Ich bin gerade dabei in die Welt der E-Fahrzeuge einzutauchen. Ein für uns wesentlicher Aspekt ist es hin und wieder mit dem Wohnwagen in den Urlaub zu fahren. Das wird weder aufgegeben, noch wird es ein zweites Fahrzeug geben nur zum ab und zu den Anhänger zu ziehen.

Um herauszufinden, ob ein E-Fahrzeug dafür taugt habe ich von Tesla übers Wochenende ein Model X ausgeliehen.

Wir sind mit dem Model X 100D in Summe 950 km zum Gardasee und zurück gefahren. Der Verbrauch auf der Ebene liegt zwischen 37 und 38 kwh/100km. Am Arlbergpass (Pass, nicht Tunnel!) 120 kwh/100km im Bereich der höchsten Steigung mit Serpentinen auf einer Strecke von 10 km... Dafür bergab sogar ein paar kwh (niedriger einstelliger Bereich) rekuperiert.

Der Wagen war mit 6 Personen plus Gepäck besetzt, Geschwindigkeit immer 80 km/h wo möglich. Anhänger: Wohnwagen, Einachser, 2,5 m breit, knapp 8 Meter lang und Gewicht (gemessen) von 1680 kg.

Wir sind sehr zufrieden, der Wagen ist auch mit Wohnwagen reisetauglich (und abartig schnell, hatte es einmal getestet, ca. 7 Sekunden bis 100 km/h ;), ich glaub die Deichsel ist jetzt länger als vorher).

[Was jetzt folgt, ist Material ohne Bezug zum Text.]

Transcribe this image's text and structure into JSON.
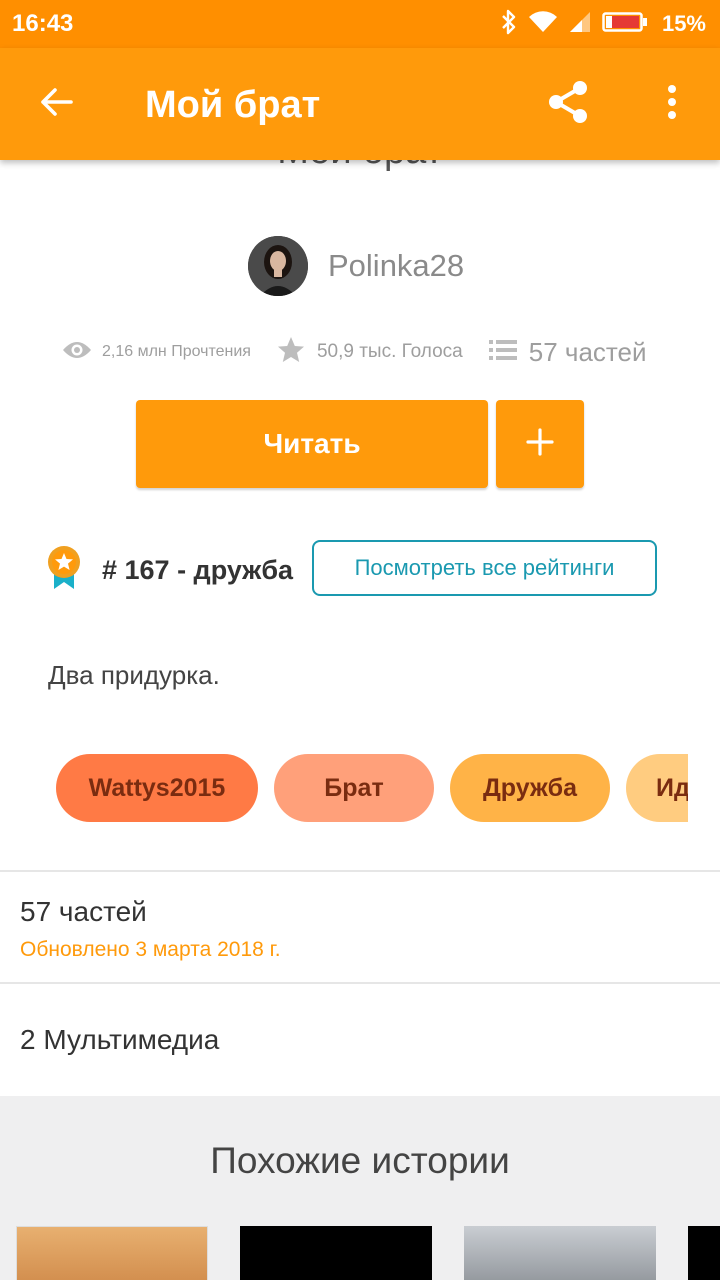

Alle 2,5-3 Stunden an den Supercharger ist kein Problem, kurz Kaffee trinken, Kinder spielen lassen, was zu essen machen, was halt so auffällt auf einer normalen Fahrt mit dem Wohnwagen. Ja, das laden am Supercharger ist eine Einschränkung, da die nicht überall stehen. Aber UNS hat es nicht gestört. Wir wollen das Auto kaufen, ich will aber noch auf Audi warten. Wenn der Etron den Wagen ziehen darf ist er dank Flottenrabatt evtl. die rationalere Wahl. Der EQC kommt MIR zu spät auf den Markt, wollte eigentlich schon diesen Sommer den 3er BMW verkaufen...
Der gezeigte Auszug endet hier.